Politicians are currently answering questions like: “Knowing what we know now, would you have supported invading Iraq in 2003?” Hindsight will not alter that decision or the devastating 2011 decision to leave before we secured the gains made. Now Iraq is in chaos.

The recent ISIS takeover of Ramadi the provincial capital of Anbar province is particularly heartbreaking because this is where, in 2007 a surge of U.S. forces waged a block-by-block battle to reclaim the city from insurgents. It’s where, it was hoped, Iraqis would turn the tide and drive ISIS west and away from Baghdad. Instead ISIS drove some of the best Iraqi troops out of Ramadi. The US-led campaign of airstrikes in support of Iraqi forces isn’t working.
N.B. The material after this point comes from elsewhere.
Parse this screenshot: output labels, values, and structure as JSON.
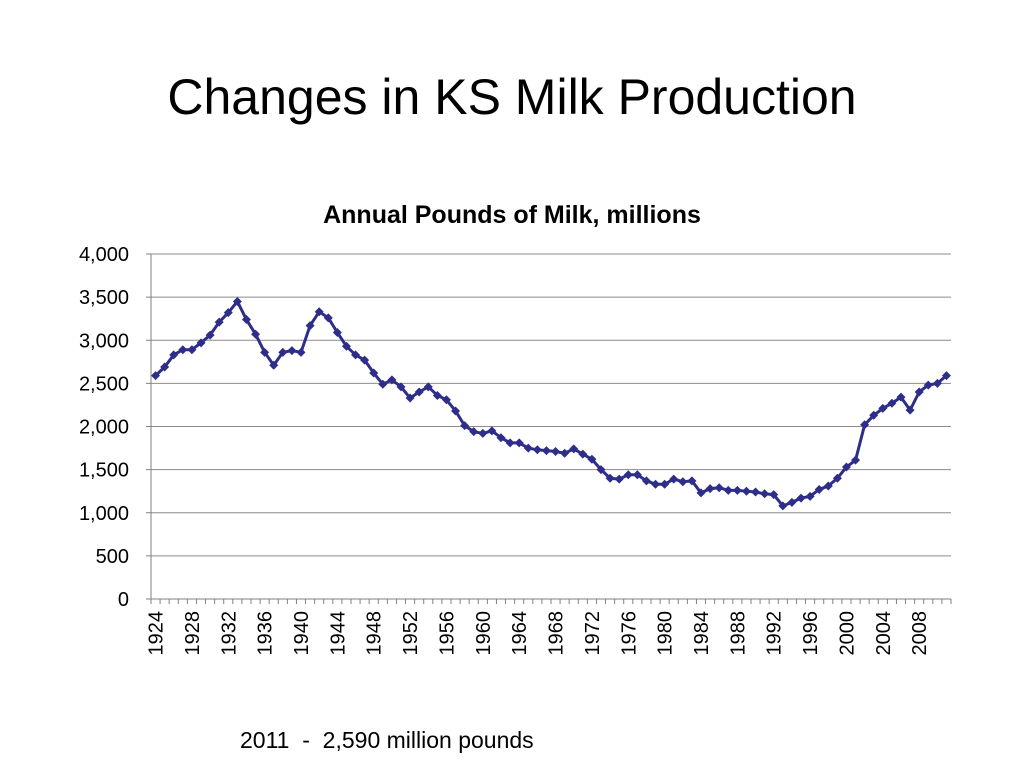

Yes, we have been training and supporting Iraqi forces. But the defense of Ramadi was largely left to local small numbers of Sunni tribesmen. Local police fled by the hundreds. Its fall is a military humiliation and a humanitarian disaster.

Iraq is home to one of the oldest continuous Christian communities in the world, some of whose members still speak Aramaic, the language Jesus spoke. There’s been a Christian exodus. The Wall Street Journal reports on it regularly. There were 1.5 million Christians in Iraq before we went in in 2003. Now there are 200,000. In the past year, ISIS drove about 125,000 from their homes. This is a national tragedy. Iraqi Prime Minister Haider el-Abadi says, “There is no Iraq without Christians.”

As much of the Arab world has swung over to Islamist thinking, the Christian presence has become increasingly fragile. In Iraq and Syria unarmed Christians are being killed in the name of radical Islam. Others flee.

The period in which Christians survived because they received a measure of protection from strong rulers – Bashar Assad in Syria, Saddam Hussein in Iraq – is over. Local Muslims who hated these leaders are now free to retaliate against the Christians who supported them.

Christians have always helped stabilize the region. Foreign affairs scholar, Walter Russell Meade writes, “The loss of a meaningful Christian presence in the Middle East could further polarize relations between Christians and Muslims around the world — and bring us a step closer to the kind of ‘clash of civilizations’ no sensible person wishes to see.”

The U.S. is the only country that can really help Iraq get rid of ISIS. Whether we do that or not, Professor Mead says the U.S. has 3 options: help the Christians defend themselves, assist them in escaping and finding new homes, or wring our hands and watch them perish.

Miles Windsor wrote in the Journal, “Most Christians in the Middle East retain their spiritual hope, but they are losing their temporal hope:  They fear that they will never return to their ancestral lands, and that the Christian presence in the region might disappear.” We should pray, and beg our leaders to pay attention.